# Does anyone recognize these two names?



## PrestigeMiniHorses (Aug 9, 2009)

Red Rocks Tomorrow Wht Lightning

Red Rocks Tomorrow's Sparkle

Or what about a breeder that was I believe around in Colorado by the name of Joe Baker???

Any information at all would be great. The only thing I know so far is that Sparkle was owned at one point in time by Red Stone Farm. I am looking at Shetland here and I am usually decent at finding things out but this one leads me stumped.....

P.s. Sorry if this is in the wrong area...please feel free to move it, if need be.... Thanks


----------



## mendocinobackofbeyond (Aug 10, 2009)

Hi: I recognize the Red Rock prefix and it is a well known and respected name. I believe that I heard from John Baker last year or before and that he had several Red Rock bred animals that he was selling. I'll have to go back to my emails and see if I can find our correspondence, because if it is who I think it is, he also sent me pictures of White Lightning. Don't know much more than that. Good luck. Ta, Shirlee


----------



## Ellen (Aug 10, 2009)

mendocinobackofbeyond said:


> Hi: I recognize the Red Rock prefix and it is a well known and respected name. I believe that I heard from John Baker last year or before and that he had several Red Rock bred animals that he was selling. I'll have to go back to my emails and see if I can find our correspondence, because if it is who I think it is, he also sent me pictures of White Lightning. Don't know much more than that. Good luck. Ta, Shirlee


All I can say is Red Rock is a well bred line of Shetlands. I have several that I love and have done well. Maybe she has a little shetland in her wood pile. Good Luck in you quest.


----------



## PrestigeMiniHorses (Aug 10, 2009)

Yep John Baker would so be the guy I am talking about too... Any idea where he is located at these days? Oh that would be so awesome if you happened to have found those pics of Lightning. I love those Red Rock horses..Does anyone know who sells the Red Rock horses? LOL...I am still alil on the new side of ponies...
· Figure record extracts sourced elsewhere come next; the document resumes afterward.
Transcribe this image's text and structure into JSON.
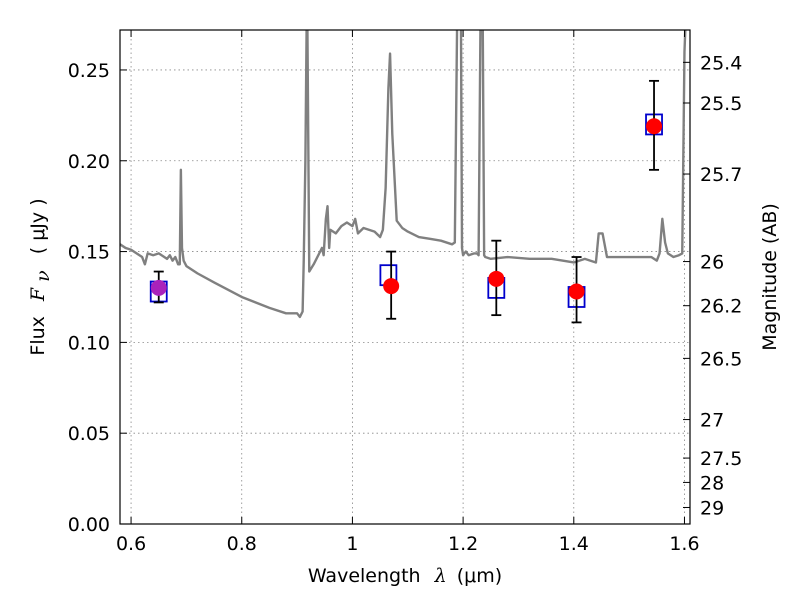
{
  "chart_data": {
    "type": "scatter",
    "xlabel": "Wavelength",
    "xlabel_symbol": "λ",
    "xlabel_unit": "(μm)",
    "ylabel": "Flux",
    "ylabel_symbol": "F",
    "ylabel_sub": "ν",
    "ylabel_unit": "( μJy )",
    "y2label": "Magnitude (AB)",
    "xlim": [
      0.58,
      1.61
    ],
    "ylim": [
      0.0,
      0.272
    ],
    "grid": true,
    "x_ticks": [
      {
        "value": 0.6,
        "label": "0.6"
      },
      {
        "value": 0.8,
        "label": "0.8"
      },
      {
        "value": 1.0,
        "label": "1"
      },
      {
        "value": 1.2,
        "label": "1.2"
      },
      {
        "value": 1.4,
        "label": "1.4"
      },
      {
        "value": 1.6,
        "label": "1.6"
      }
    ],
    "y_ticks": [
      {
        "value": 0.0,
        "label": "0.00"
      },
      {
        "value": 0.05,
        "label": "0.05"
      },
      {
        "value": 0.1,
        "label": "0.10"
      },
      {
        "value": 0.15,
        "label": "0.15"
      },
      {
        "value": 0.2,
        "label": "0.20"
      },
      {
        "value": 0.25,
        "label": "0.25"
      }
    ],
    "y2_ticks": [
      {
        "flux": 0.2542,
        "label": "25.4"
      },
      {
        "flux": 0.2318,
        "label": "25.5"
      },
      {
        "flux": 0.1927,
        "label": "25.7"
      },
      {
        "flux": 0.1445,
        "label": "26"
      },
      {
        "flux": 0.1202,
        "label": "26.2"
      },
      {
        "flux": 0.0912,
        "label": "26.5"
      },
      {
        "flux": 0.0575,
        "label": "27"
      },
      {
        "flux": 0.0363,
        "label": "27.5"
      },
      {
        "flux": 0.0229,
        "label": "28"
      },
      {
        "flux": 0.0091,
        "label": "29"
      }
    ],
    "series": [
      {
        "kind": "model-spectrum",
        "color": "#808080",
        "x": [
          0.58,
          0.59,
          0.6,
          0.61,
          0.62,
          0.625,
          0.63,
          0.64,
          0.65,
          0.66,
          0.665,
          0.67,
          0.675,
          0.68,
          0.685,
          0.688,
          0.69,
          0.692,
          0.695,
          0.7,
          0.72,
          0.75,
          0.8,
          0.85,
          0.88,
          0.9,
          0.905,
          0.91,
          0.912,
          0.915,
          0.918,
          0.922,
          0.926,
          0.93,
          0.94,
          0.945,
          0.948,
          0.952,
          0.955,
          0.958,
          0.96,
          0.97,
          0.98,
          0.99,
          1.0,
          1.005,
          1.01,
          1.02,
          1.04,
          1.05,
          1.055,
          1.06,
          1.065,
          1.068,
          1.072,
          1.08,
          1.09,
          1.1,
          1.12,
          1.14,
          1.16,
          1.18,
          1.185,
          1.19,
          1.195,
          1.198,
          1.2,
          1.202,
          1.205,
          1.21,
          1.22,
          1.225,
          1.228,
          1.232,
          1.235,
          1.238,
          1.24,
          1.25,
          1.28,
          1.32,
          1.36,
          1.4,
          1.42,
          1.44,
          1.445,
          1.452,
          1.46,
          1.5,
          1.54,
          1.55,
          1.555,
          1.56,
          1.565,
          1.57,
          1.58,
          1.59,
          1.596,
          1.6,
          1.605,
          1.61
        ],
        "y": [
          0.154,
          0.152,
          0.151,
          0.149,
          0.147,
          0.143,
          0.149,
          0.148,
          0.149,
          0.147,
          0.146,
          0.148,
          0.145,
          0.147,
          0.143,
          0.143,
          0.195,
          0.152,
          0.145,
          0.142,
          0.138,
          0.133,
          0.125,
          0.119,
          0.116,
          0.116,
          0.114,
          0.117,
          0.145,
          0.2,
          0.3,
          0.139,
          0.141,
          0.143,
          0.149,
          0.152,
          0.148,
          0.168,
          0.175,
          0.152,
          0.162,
          0.16,
          0.164,
          0.166,
          0.164,
          0.168,
          0.16,
          0.163,
          0.161,
          0.158,
          0.162,
          0.185,
          0.24,
          0.259,
          0.215,
          0.167,
          0.163,
          0.161,
          0.158,
          0.157,
          0.156,
          0.154,
          0.155,
          0.3,
          0.35,
          0.152,
          0.148,
          0.149,
          0.15,
          0.148,
          0.149,
          0.149,
          0.148,
          0.3,
          0.3,
          0.148,
          0.147,
          0.146,
          0.147,
          0.146,
          0.146,
          0.144,
          0.146,
          0.144,
          0.16,
          0.16,
          0.147,
          0.147,
          0.147,
          0.145,
          0.149,
          0.168,
          0.155,
          0.149,
          0.147,
          0.148,
          0.149,
          0.26,
          0.3,
          0.3
        ]
      },
      {
        "kind": "model-photometry",
        "marker": "open-square",
        "color": "#0000cc",
        "x": [
          0.65,
          1.065,
          1.26,
          1.405,
          1.545
        ],
        "y": [
          0.128,
          0.137,
          0.13,
          0.125,
          0.22
        ]
      },
      {
        "kind": "observed",
        "marker": "filled-circle",
        "color": "#ff0000",
        "x": [
          0.65,
          1.07,
          1.26,
          1.405,
          1.545
        ],
        "y": [
          0.13,
          0.131,
          0.135,
          0.128,
          0.219
        ],
        "yerr_low": [
          0.122,
          0.113,
          0.115,
          0.111,
          0.195
        ],
        "yerr_high": [
          0.139,
          0.15,
          0.156,
          0.147,
          0.244
        ],
        "point_colors": [
          "#aa22bb",
          "#ff0000",
          "#ff0000",
          "#ff0000",
          "#ff0000"
        ],
        "errorbar_color": "#000000"
      }
    ]
  }
}
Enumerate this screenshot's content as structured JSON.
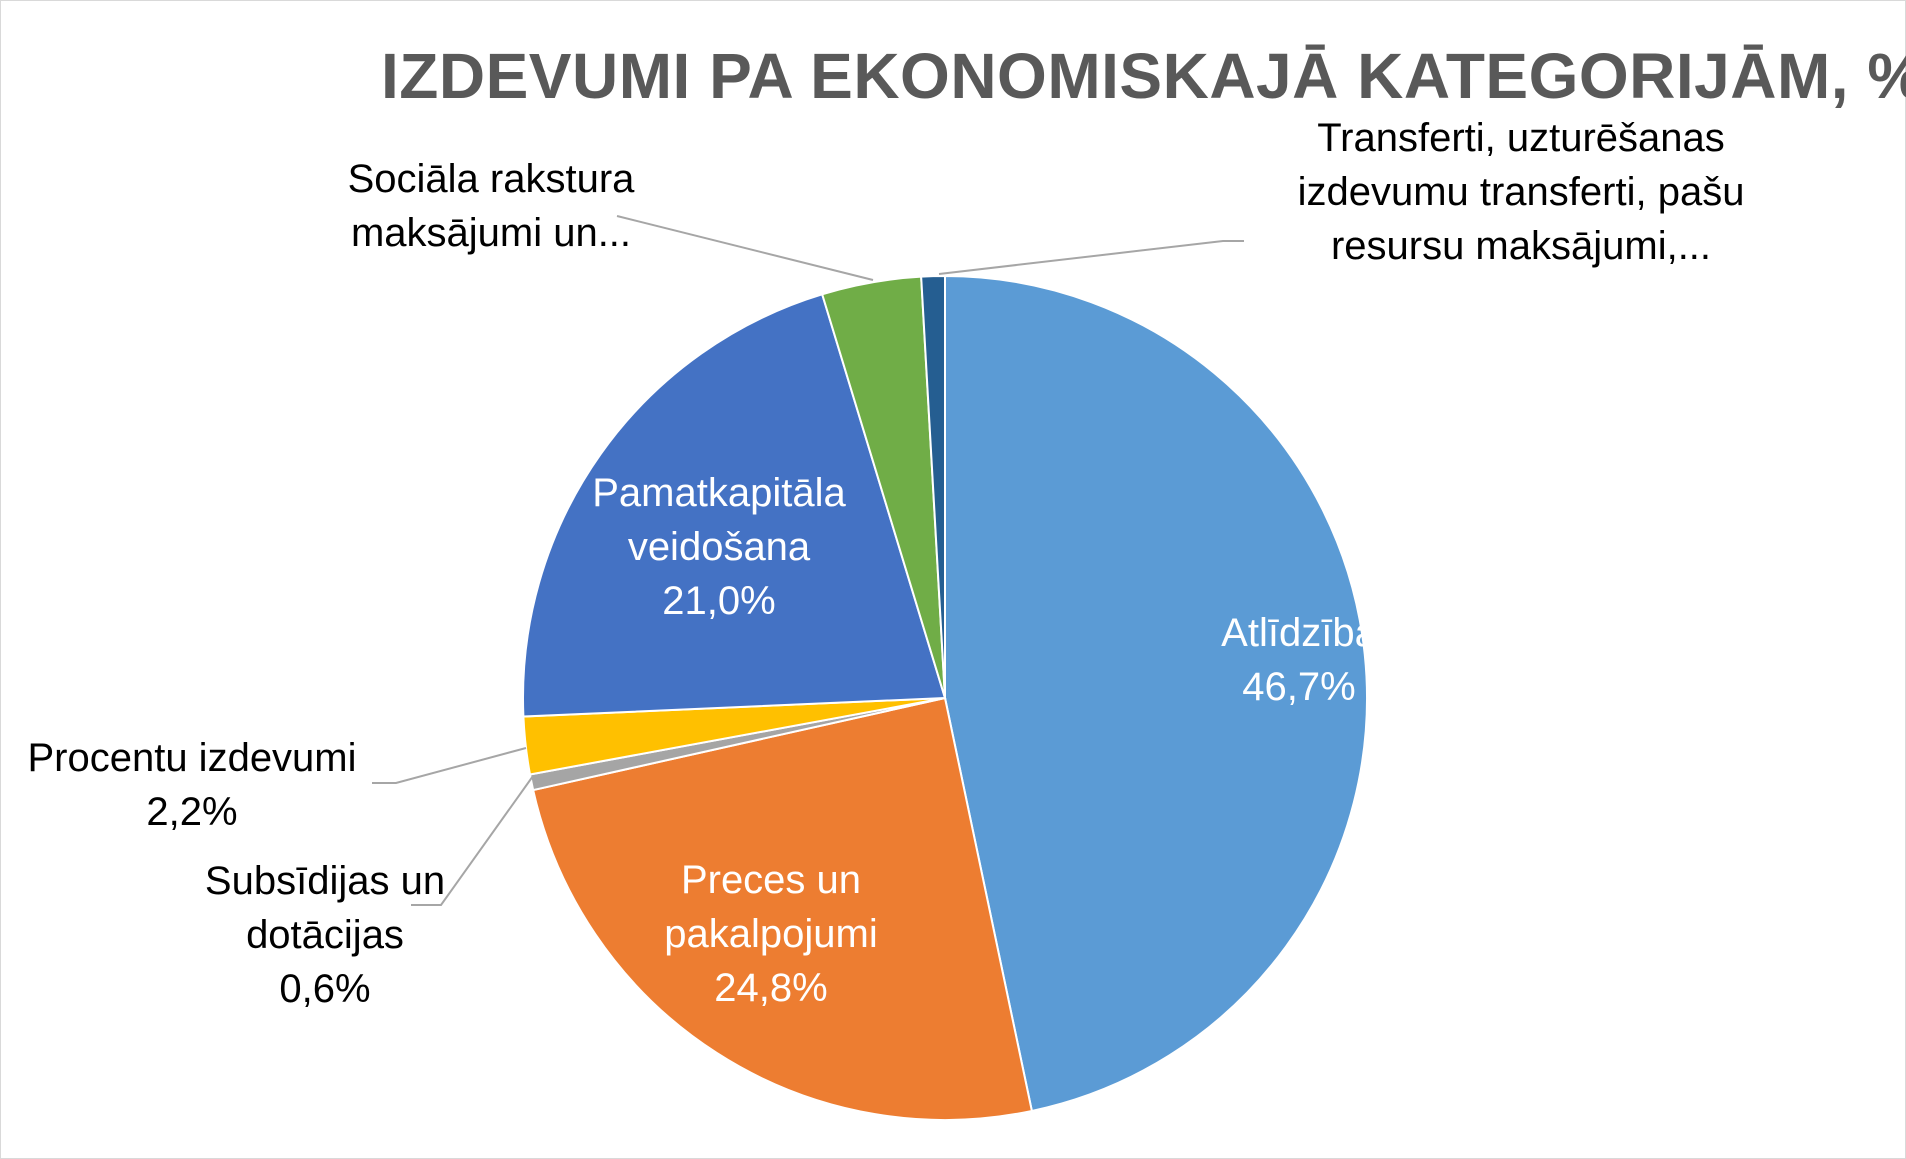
{
  "chart_data": {
    "type": "pie",
    "title": "IZDEVUMI PA EKONOMISKAJĀ KATEGORIJĀM, %",
    "slices": [
      {
        "name": "Atlīdzība",
        "value": 46.7,
        "value_label": "46,7%",
        "color": "#5B9BD5"
      },
      {
        "name": "Preces un pakalpojumi",
        "value": 24.8,
        "value_label": "24,8%",
        "color": "#ED7D31"
      },
      {
        "name": "Subsīdijas un dotācijas",
        "value": 0.6,
        "value_label": "0,6%",
        "color": "#A5A5A5"
      },
      {
        "name": "Procentu izdevumi",
        "value": 2.2,
        "value_label": "2,2%",
        "color": "#FFC000"
      },
      {
        "name": "Pamatkapitāla veidošana",
        "value": 21.0,
        "value_label": "21,0%",
        "color": "#4472C4"
      },
      {
        "name": "Sociāla rakstura maksājumi un...",
        "value": 3.8,
        "value_label": "",
        "color": "#70AD47"
      },
      {
        "name": "Transferti, uzturēšanas izdevumu transferti, pašu resursu maksājumi,...",
        "value": 0.9,
        "value_label": "",
        "color": "#255E91"
      }
    ],
    "labels": [
      {
        "slice": 0,
        "lines": [
          "Atlīdzība",
          "46,7%"
        ]
      },
      {
        "slice": 1,
        "lines": [
          "Preces un",
          "pakalpojumi",
          "24,8%"
        ]
      },
      {
        "slice": 2,
        "lines": [
          "Subsīdijas un",
          "dotācijas",
          "0,6%"
        ]
      },
      {
        "slice": 3,
        "lines": [
          "Procentu izdevumi",
          "2,2%"
        ]
      },
      {
        "slice": 4,
        "lines": [
          "Pamatkapitāla",
          "veidošana",
          "21,0%"
        ]
      },
      {
        "slice": 5,
        "lines": [
          "Sociāla rakstura",
          "maksājumi un..."
        ]
      },
      {
        "slice": 6,
        "lines": [
          "Transferti, uzturēšanas",
          "izdevumu transferti, pašu",
          "resursu maksājumi,..."
        ]
      }
    ],
    "legend": "none",
    "leader_line_color": "#A6A6A6"
  }
}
Thanks by the way for all the info...


----------



## mendocinobackofbeyond (Aug 11, 2009)

Hi: Red Rock was the prefix for John Vriezelaar's farm. He is or was in IA. I believe he still has a tack store, but he stopped breeding and disbanded all of his ponies maybe, 6/8 years ago. The only way you can get a Red Rock these days is to find somebody who has one they'll sell -- and that's not easy. Most people who have the Red Rocks hang onto them. We're lucky enough to have two mares and wouldn't part with them for the world. I know that Chris and Paul Wait of Wa-Full Farm have several Red Rock mares and stallion that they're crossing on ponies of their breeding. Once in awhile they'll actually bred a Red Rock to a Red Rock but not very often, so the pure Red Rock is gradually disappearing. I know Julie Mabie out here in CA. has a black Red Rock mare and just bought a Red Rock stallion and also a lovely pinto mare. Oh, look for the G & S prefix -- that's Vriezelaar's son-in-law and the G & S's are bascially Red Rocks. Sorry I don't have more info. Ta, Shirlee


----------



## PrestigeMiniHorses (Aug 11, 2009)

Shirlee, so you say that to have a red rock crossed to a red rock would be a good thing right?? Ponies are rare here in Colorado and I actually found a colt by this actual cross... Don't worry will post pics when he gets here... Which looks like he will be here Friday  Gosh I can't wait


----------



## PrestigeMiniHorses (Aug 11, 2009)

Oh yeah I just thought about something what does KL prefix mean if anything? I know alot of Bellevue Horses have it in their name anything other than that...Sorry for all the questions... I am still kinda new Shetlands


----------



## Slagle (Aug 12, 2009)

The KL in the animals names is for Red Rock Tomorrow's Kid Lee. His sire was Red Rocks Tomorrow and his sire was Kid Lee himself.

The Red Rock or G & S animals are beautiful animals.

Yes my folks have several. Their web site is www.wa-fullfarm.com.

They have used Red Rock breeding for YEARS. To me their best mare is Red Rock Cookie.

Tracey Wait Slagle


----------



## Lmequine (Aug 13, 2009)

Check out the website for Eldon McCall in IA. The addres is www.bellevuefarm.com. He probably has more Red Rock bred ponies than anyone. He uses the KL in the name of the offspring of his stallion Bright Eyed Rock C & M. Rock is out of a Red Rock mare. Bellevue Farm's website also has historical information and photos of some of the Shetland bloodlines.


----------



## Spencer Creek (Aug 13, 2009)

I own a son of Red Rock Bullseye Sparkle. A daughter of the mare you are referring to. My client purchased Sparkle from the Taylor's in foal and has a yearling out of her as well. Parnell also has a full sister that was at Congress this year. If you need more info or pics you can email me.


----------



## Lewella (Aug 18, 2009)

I'm sure Eldon knows how to get in touch with John Baker also. If I remember correctly he's in Colorado. No one has a heavier concentration of Red Rock breeding in their herd that Bellevue Farm has and Eldon does a good job of keeping track of who else does also. He bought quite a bit of John V's breeding stock when John retired and also some from John's son in law Greg Gildersleve.


----------



## PrestigeMiniHorses (Aug 20, 2009)

Thank you all for all your great help....I will be looking more into doing my search... But shhh I know I am behind but I did get this pony I have been wanting out of this breed... i just need to get pics lol


----------